Die IT und das Ausfallkonzept
Ein bedeutender, jedoch sehr gerne vernachlässigter Aspekt ist die entstehende Abhängigkeit von der Gerätetechnik bei der Einführung einer Laborautomation. Die gängigen Systeme verfügen über Steuerungsrechner oder zentrale Netzwerkkomponenten, von denen die Funktion der gesamten Anlage abhängt. Fallen diese Komponenten aus, steht der gesamte Betrieb. Die Wiederherstellung oder die Erstellung eines Ausfallkonzepts der hauseigenen IT-Abteilung oder dem betreuenden Systemhaus zu überlassen, greift zu kurz. Die Reaktionszeiten sind für den Laborbetrieb erfahrungsgemäß zu lang. Der Anwender, also die MTLA, ist hier selbst in der Verantwortung. Ist es eine MTLA bisher nicht gewohnt, sich mit Dingen wie IP-Adressen, Patchkabeln oder Netzwerkswitchen zu beschäftigen, muss sie sich diese Kompetenz in Verbindung mit einer Laborautomation erwerben. Die MTLA muss in der Lage sein, die zentralen Komponenten der Automation gegen die für den Bedarfsfall bereitstehenden Ersatzgeräte auszutauschen, ggf. sogar die Schnittstelle zum Laborinformationssystem wiederherzustellen oder anzupassen. Darauf bereitet der EDV-Unterricht der derzeitigen MTLA-Ausbildung nicht vor.

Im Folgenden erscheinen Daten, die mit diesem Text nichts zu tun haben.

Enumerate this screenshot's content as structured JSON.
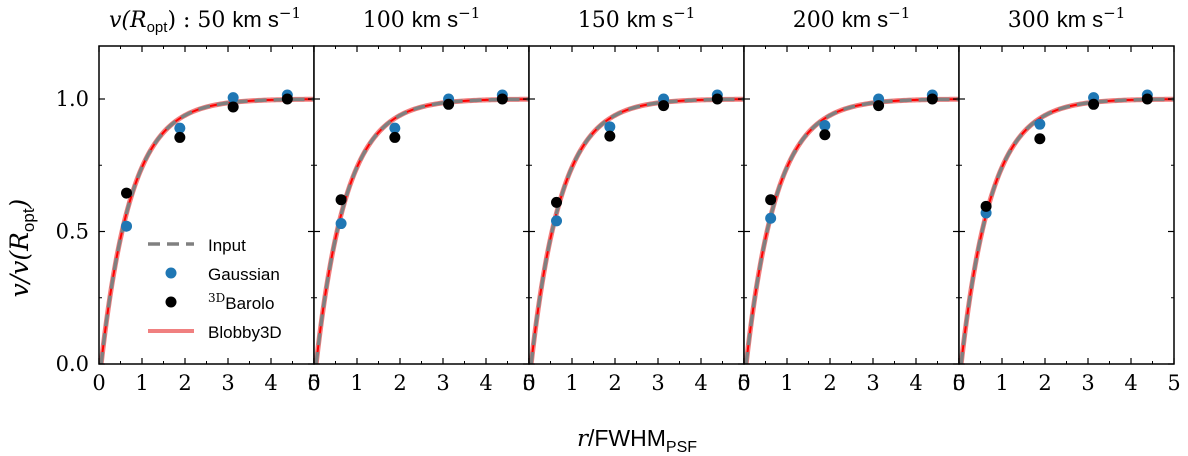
{
  "chart_data": {
    "type": "scatter",
    "panel_titles": [
      "v(R_opt) : 50 km s^-1",
      "100 km s^-1",
      "150 km s^-1",
      "200 km s^-1",
      "300 km s^-1"
    ],
    "xlabel": "r/FWHM_PSF",
    "ylabel": "v/v(R_opt)",
    "xlim": [
      0,
      5
    ],
    "ylim": [
      0,
      1.2
    ],
    "x_ticks": [
      0,
      1,
      2,
      3,
      4,
      5
    ],
    "y_ticks": [
      "0.0",
      "0.5",
      "1.0"
    ],
    "legend": {
      "placement": "lower-left of first panel",
      "entries": [
        {
          "label": "Input",
          "style": "dashed-line",
          "color": "#808080"
        },
        {
          "label": "Gaussian",
          "style": "point",
          "color": "#1f77b4"
        },
        {
          "label": "3D Barolo",
          "style": "point",
          "color": "#000000"
        },
        {
          "label": "Blobby3D",
          "style": "line",
          "color": "#f08080"
        }
      ]
    },
    "model_curve": "v = 1 - exp(-r/0.7) for r >= 0.05 (Input, Blobby3D)",
    "panels": [
      {
        "title": "v(R_opt) : 50 km s^-1",
        "gaussian": [
          [
            0.64,
            0.52
          ],
          [
            1.88,
            0.89
          ],
          [
            3.12,
            1.005
          ],
          [
            4.38,
            1.015
          ]
        ],
        "barolo": [
          [
            0.64,
            0.645
          ],
          [
            1.88,
            0.855
          ],
          [
            3.12,
            0.97
          ],
          [
            4.38,
            1.0
          ]
        ]
      },
      {
        "title": "100 km s^-1",
        "gaussian": [
          [
            0.63,
            0.53
          ],
          [
            1.88,
            0.89
          ],
          [
            3.13,
            1.0
          ],
          [
            4.38,
            1.015
          ]
        ],
        "barolo": [
          [
            0.63,
            0.62
          ],
          [
            1.88,
            0.855
          ],
          [
            3.13,
            0.98
          ],
          [
            4.38,
            1.0
          ]
        ]
      },
      {
        "title": "150 km s^-1",
        "gaussian": [
          [
            0.64,
            0.54
          ],
          [
            1.88,
            0.895
          ],
          [
            3.13,
            1.0
          ],
          [
            4.38,
            1.015
          ]
        ],
        "barolo": [
          [
            0.64,
            0.61
          ],
          [
            1.88,
            0.86
          ],
          [
            3.13,
            0.975
          ],
          [
            4.38,
            1.0
          ]
        ]
      },
      {
        "title": "200 km s^-1",
        "gaussian": [
          [
            0.62,
            0.55
          ],
          [
            1.88,
            0.9
          ],
          [
            3.13,
            1.0
          ],
          [
            4.38,
            1.015
          ]
        ],
        "barolo": [
          [
            0.62,
            0.62
          ],
          [
            1.88,
            0.865
          ],
          [
            3.13,
            0.975
          ],
          [
            4.38,
            1.0
          ]
        ]
      },
      {
        "title": "300 km s^-1",
        "gaussian": [
          [
            0.63,
            0.57
          ],
          [
            1.88,
            0.905
          ],
          [
            3.13,
            1.005
          ],
          [
            4.38,
            1.015
          ]
        ],
        "barolo": [
          [
            0.63,
            0.595
          ],
          [
            1.88,
            0.85
          ],
          [
            3.13,
            0.98
          ],
          [
            4.38,
            1.0
          ]
        ]
      }
    ]
  }
}
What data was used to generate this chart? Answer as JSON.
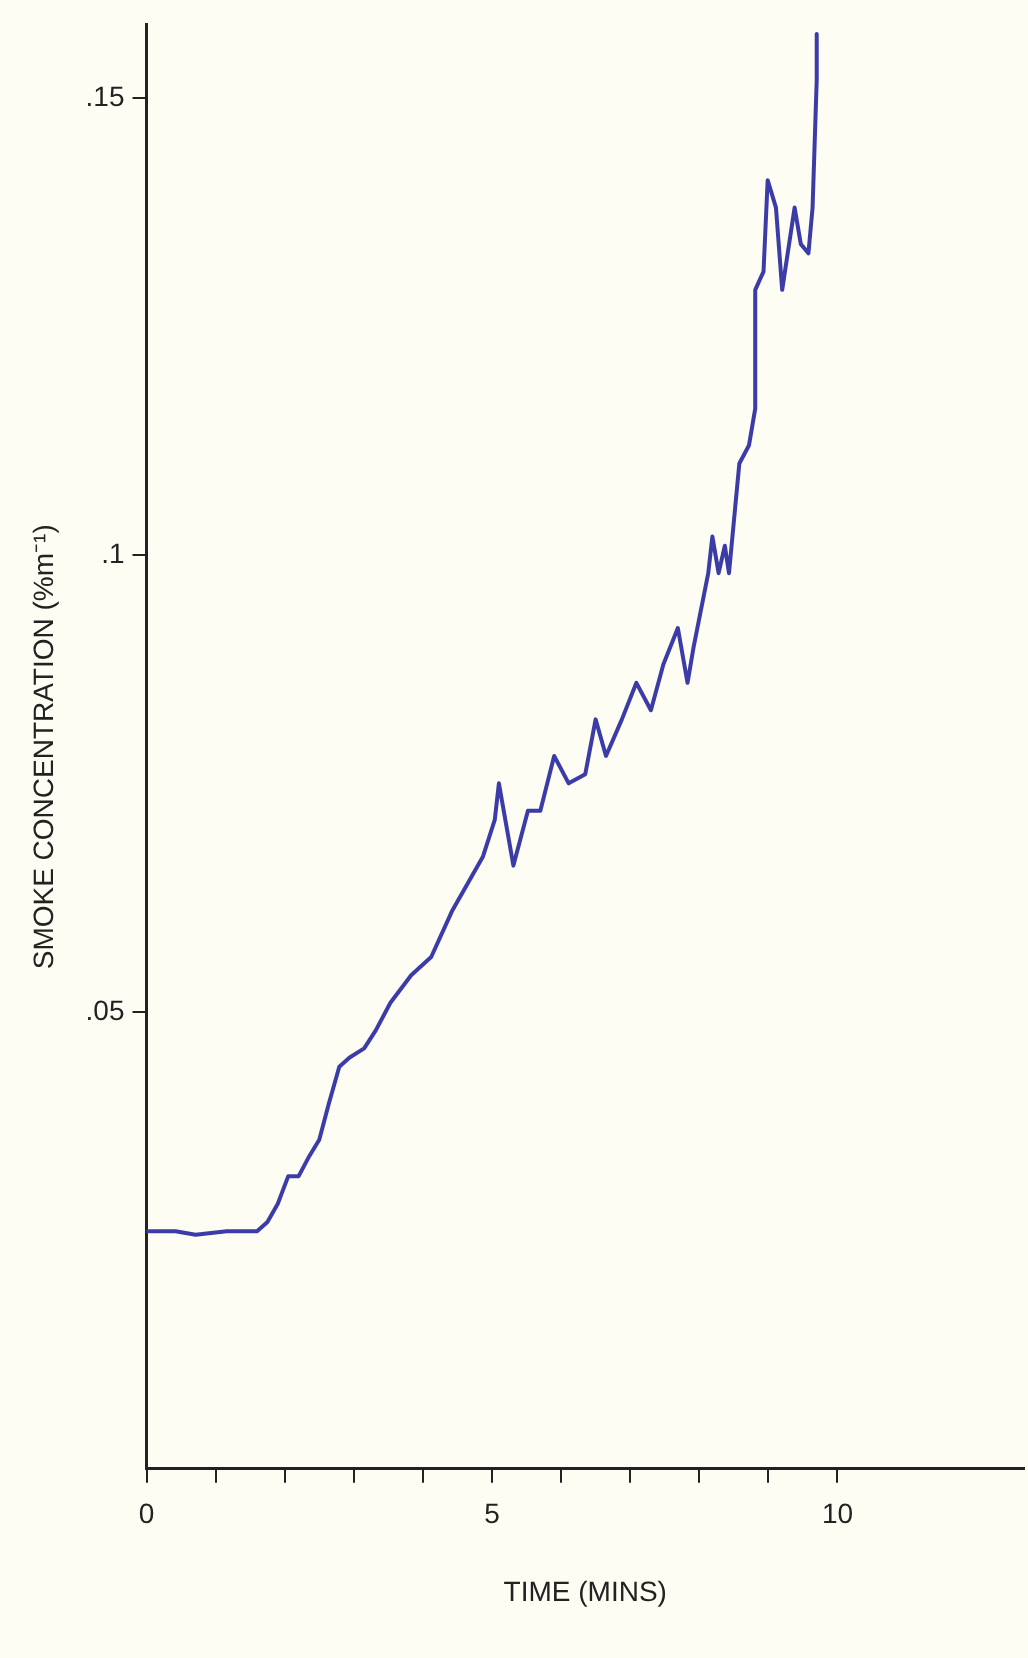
{
  "chart_data": {
    "type": "line",
    "xlabel": "TIME (MINS)",
    "ylabel": "SMOKE CONCENTRATION (%m⁻¹)",
    "grid": false,
    "legend": false,
    "marker": "none",
    "line_style": "solid",
    "xlim": [
      0,
      12.7
    ],
    "ylim": [
      0,
      0.158
    ],
    "xticks": [
      0,
      {
        "value": 1,
        "label": null
      },
      {
        "value": 2,
        "label": null
      },
      {
        "value": 3,
        "label": null
      },
      {
        "value": 4,
        "label": null
      },
      5,
      {
        "value": 6,
        "label": null
      },
      {
        "value": 7,
        "label": null
      },
      {
        "value": 8,
        "label": null
      },
      {
        "value": 9,
        "label": null
      },
      10
    ],
    "yticks": [
      {
        "value": 0.05,
        "label": ".05"
      },
      {
        "value": 0.1,
        "label": ".1"
      },
      {
        "value": 0.15,
        "label": ".15"
      }
    ],
    "series": [
      {
        "color": "#3c3ca8",
        "x": [
          0,
          0.42,
          0.71,
          1.16,
          1.6,
          1.75,
          1.9,
          2.05,
          2.2,
          2.34,
          2.5,
          2.64,
          2.79,
          2.94,
          3.15,
          3.32,
          3.53,
          3.83,
          4.12,
          4.42,
          4.72,
          4.87,
          5.04,
          5.1,
          5.31,
          5.52,
          5.7,
          5.9,
          6.11,
          6.35,
          6.5,
          6.65,
          6.88,
          7.09,
          7.3,
          7.48,
          7.69,
          7.83,
          7.92,
          8.13,
          8.19,
          8.28,
          8.37,
          8.43,
          8.58,
          8.72,
          8.81,
          8.81,
          8.93,
          8.99,
          9.11,
          9.2,
          9.38,
          9.47,
          9.58,
          9.64,
          9.67,
          9.7,
          9.7
        ],
        "values": [
          0.026,
          0.026,
          0.0256,
          0.026,
          0.026,
          0.027,
          0.029,
          0.032,
          0.032,
          0.034,
          0.036,
          0.04,
          0.044,
          0.045,
          0.046,
          0.048,
          0.051,
          0.054,
          0.056,
          0.061,
          0.065,
          0.067,
          0.071,
          0.075,
          0.066,
          0.072,
          0.072,
          0.078,
          0.075,
          0.076,
          0.082,
          0.078,
          0.082,
          0.086,
          0.083,
          0.088,
          0.092,
          0.086,
          0.09,
          0.098,
          0.102,
          0.098,
          0.101,
          0.098,
          0.11,
          0.112,
          0.116,
          0.129,
          0.131,
          0.141,
          0.138,
          0.129,
          0.138,
          0.134,
          0.133,
          0.138,
          0.145,
          0.152,
          0.157
        ]
      }
    ]
  }
}
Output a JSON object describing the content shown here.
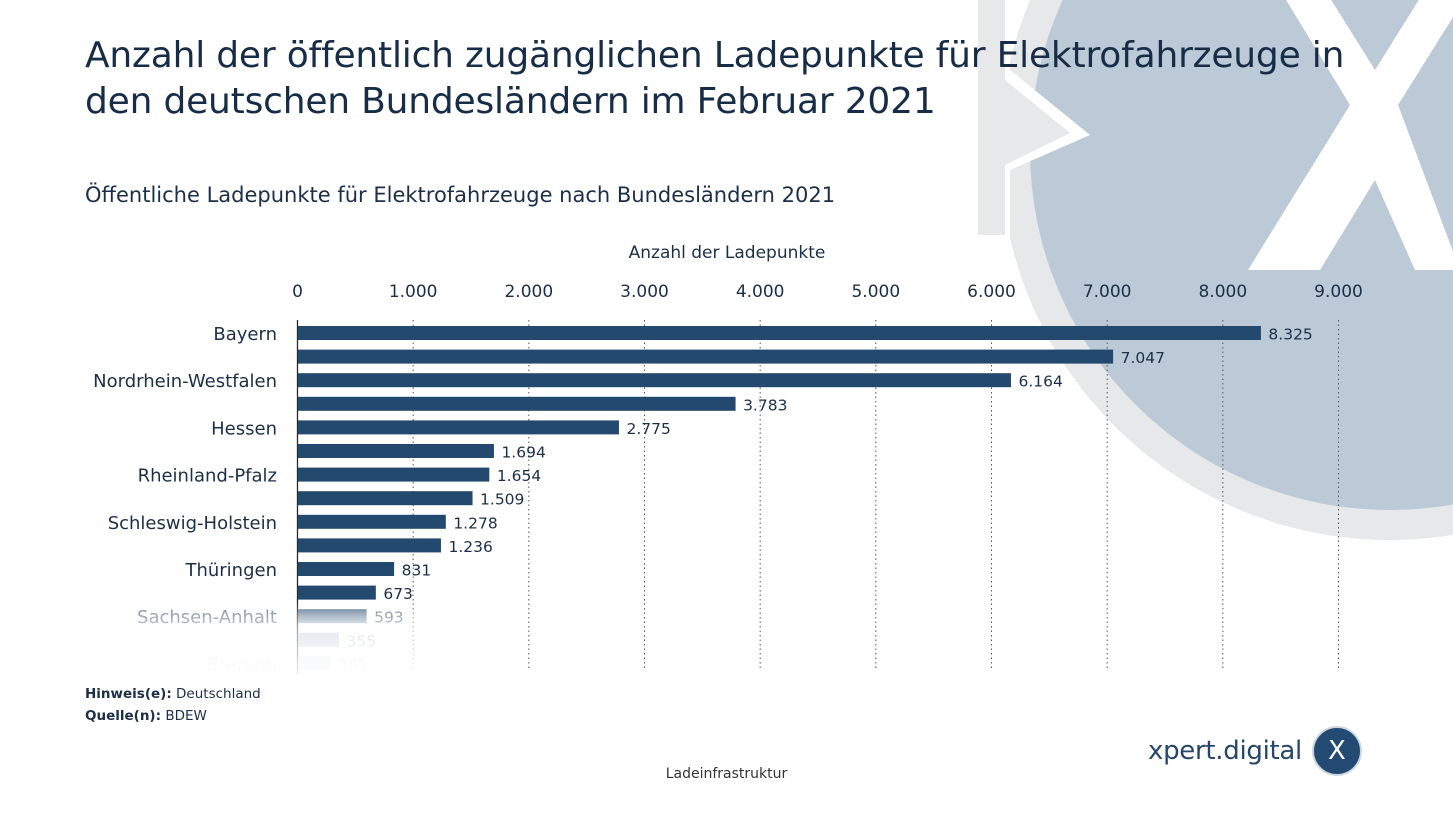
{
  "header": {
    "title": "Anzahl der öffentlich zugänglichen Ladepunkte für Elektrofahrzeuge in den deutschen Bundesländern im Februar 2021",
    "subtitle": "Öffentliche Ladepunkte für Elektrofahrzeuge nach Bundesländern 2021"
  },
  "notes": {
    "hint_label": "Hinweis(e):",
    "hint_value": "Deutschland",
    "source_label": "Quelle(n):",
    "source_value": "BDEW"
  },
  "footer": {
    "caption": "Ladeinfrastruktur"
  },
  "brand": {
    "name": "xpert.digital",
    "logo_letter": "X"
  },
  "colors": {
    "bar": "#234a6e",
    "text": "#1b2f47",
    "watermark": "#bccad7",
    "watermark_ring": "#e6e8ea"
  },
  "chart_data": {
    "type": "bar",
    "orientation": "horizontal",
    "title": "Öffentliche Ladepunkte für Elektrofahrzeuge nach Bundesländern 2021",
    "xlabel": "Anzahl der Ladepunkte",
    "ylabel": "",
    "xlim": [
      0,
      9000
    ],
    "xticks": [
      0,
      1000,
      2000,
      3000,
      4000,
      5000,
      6000,
      7000,
      8000,
      9000
    ],
    "xtick_labels": [
      "0",
      "1.000",
      "2.000",
      "3.000",
      "4.000",
      "5.000",
      "6.000",
      "7.000",
      "8.000",
      "9.000"
    ],
    "grid": "vertical-dotted",
    "categories": [
      "Bayern",
      "",
      "Nordrhein-Westfalen",
      "",
      "Hessen",
      "",
      "Rheinland-Pfalz",
      "",
      "Schleswig-Holstein",
      "",
      "Thüringen",
      "",
      "Sachsen-Anhalt",
      "",
      "Bremen"
    ],
    "values": [
      8325,
      7047,
      6164,
      3783,
      2775,
      1694,
      1654,
      1509,
      1278,
      1236,
      831,
      673,
      593,
      355,
      281
    ],
    "value_labels": [
      "8.325",
      "7.047",
      "6.164",
      "3.783",
      "2.775",
      "1.694",
      "1.654",
      "1.509",
      "1.278",
      "1.236",
      "831",
      "673",
      "593",
      "355",
      "281"
    ]
  }
}
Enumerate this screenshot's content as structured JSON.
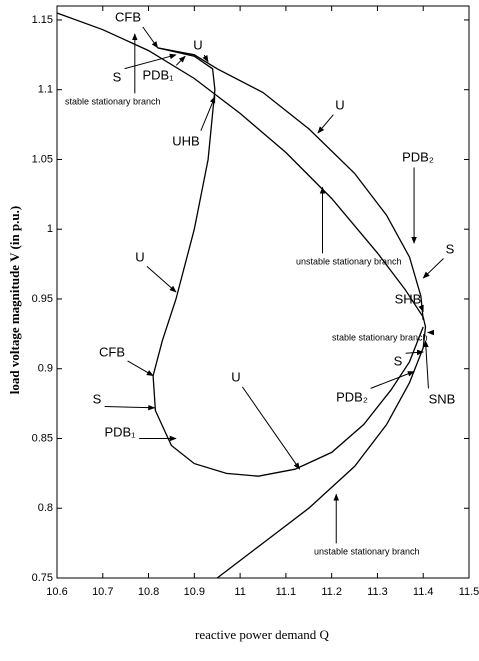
{
  "chart_data": {
    "type": "line",
    "xlabel": "reactive power demand Q",
    "ylabel": "load voltage magnitude V (in p.u.)",
    "xlim": [
      10.6,
      11.5
    ],
    "ylim": [
      0.75,
      1.16
    ],
    "xticks": [
      10.6,
      10.7,
      10.8,
      10.9,
      11,
      11.1,
      11.2,
      11.3,
      11.4,
      11.5
    ],
    "yticks": [
      0.75,
      0.8,
      0.85,
      0.9,
      0.95,
      1,
      1.05,
      1.1,
      1.15
    ],
    "series": [
      {
        "color": "#000000",
        "x": [
          10.6,
          10.7,
          10.8,
          10.9,
          11.0,
          11.1,
          11.2,
          11.3,
          11.36,
          11.4,
          11.405,
          11.4,
          11.37,
          11.32,
          11.25,
          11.15,
          11.05,
          10.95
        ],
        "y": [
          1.155,
          1.143,
          1.128,
          1.108,
          1.083,
          1.055,
          1.022,
          0.983,
          0.957,
          0.937,
          0.93,
          0.915,
          0.89,
          0.86,
          0.83,
          0.8,
          0.775,
          0.75
        ]
      },
      {
        "color": "#000000",
        "x": [
          10.82,
          10.9,
          10.95,
          11.05,
          11.15,
          11.25,
          11.32,
          11.37,
          11.395,
          11.4
        ],
        "y": [
          1.13,
          1.125,
          1.115,
          1.098,
          1.072,
          1.04,
          1.01,
          0.98,
          0.952,
          0.935
        ]
      },
      {
        "color": "#000000",
        "x": [
          10.82,
          10.9,
          10.94,
          10.945,
          10.93,
          10.9,
          10.86,
          10.83,
          10.81,
          10.815,
          10.85,
          10.9,
          10.97,
          11.04,
          11.12,
          11.2,
          11.27,
          11.33,
          11.37,
          11.4
        ],
        "y": [
          1.13,
          1.124,
          1.115,
          1.1,
          1.05,
          1.0,
          0.95,
          0.92,
          0.895,
          0.87,
          0.845,
          0.832,
          0.825,
          0.823,
          0.828,
          0.84,
          0.86,
          0.885,
          0.905,
          0.93
        ]
      }
    ],
    "annotations": [
      {
        "text": "CFB",
        "x": 10.82,
        "y": 1.13
      },
      {
        "text": "S",
        "x": 10.86,
        "y": 1.125
      },
      {
        "text": "PDB₁",
        "x": 10.88,
        "y": 1.124
      },
      {
        "text": "U",
        "x": 10.93,
        "y": 1.12
      },
      {
        "text": "stable stationary branch",
        "x": 10.77,
        "y": 1.14
      },
      {
        "text": "UHB",
        "x": 10.945,
        "y": 1.095
      },
      {
        "text": "U",
        "x": 11.17,
        "y": 1.069
      },
      {
        "text": "PDB₂",
        "x": 11.38,
        "y": 0.99
      },
      {
        "text": "S",
        "x": 11.4,
        "y": 0.965
      },
      {
        "text": "unstable stationary branch",
        "x": 11.18,
        "y": 1.03
      },
      {
        "text": "U",
        "x": 10.86,
        "y": 0.955
      },
      {
        "text": "SHB",
        "x": 11.4,
        "y": 0.941
      },
      {
        "text": "stable stationary branch",
        "x": 11.41,
        "y": 0.926
      },
      {
        "text": "S",
        "x": 11.4,
        "y": 0.912
      },
      {
        "text": "PDB₂",
        "x": 11.38,
        "y": 0.898
      },
      {
        "text": "SNB",
        "x": 11.405,
        "y": 0.92
      },
      {
        "text": "CFB",
        "x": 10.81,
        "y": 0.895
      },
      {
        "text": "S",
        "x": 10.813,
        "y": 0.872
      },
      {
        "text": "PDB₁",
        "x": 10.86,
        "y": 0.85
      },
      {
        "text": "U",
        "x": 11.13,
        "y": 0.828
      },
      {
        "text": "unstable stationary branch",
        "x": 11.21,
        "y": 0.81
      }
    ]
  }
}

Auch die Maschinensteuerung an sich ist so ein Thema. Eine Laborautomation greift so zentral in Arbeitsabläufe und Prozesse des Labors ein, dass die MTLA in der Lage sein sollte, die Sortierkriterien, die Abarbeitungsreihenfolge, also die Stammdaten der Maschinensteuerung, selbst zu ändern.
Fazit
Die Anzahl an Arbeitsplätzen für MTLA kann durch die Laborautomation abnehmen, die Anforderung an die Kompetenzen und Qualifikation der MTLA dabei jedoch zunehmen. Weiterhin entsteht durch den Einsatz einer Automationslösung zwangsläufig mehr personelle Kapazität für die oft sehr anspruchsvolle Analytik der Handarbeitsplätze. Gerade die Analytik der manuellen Arbeitsplätze kann jedoch erheblich zur Umsatzsteigerung und damit zur Wertschöpfung eines medizinischen Laboratoriums beitragen.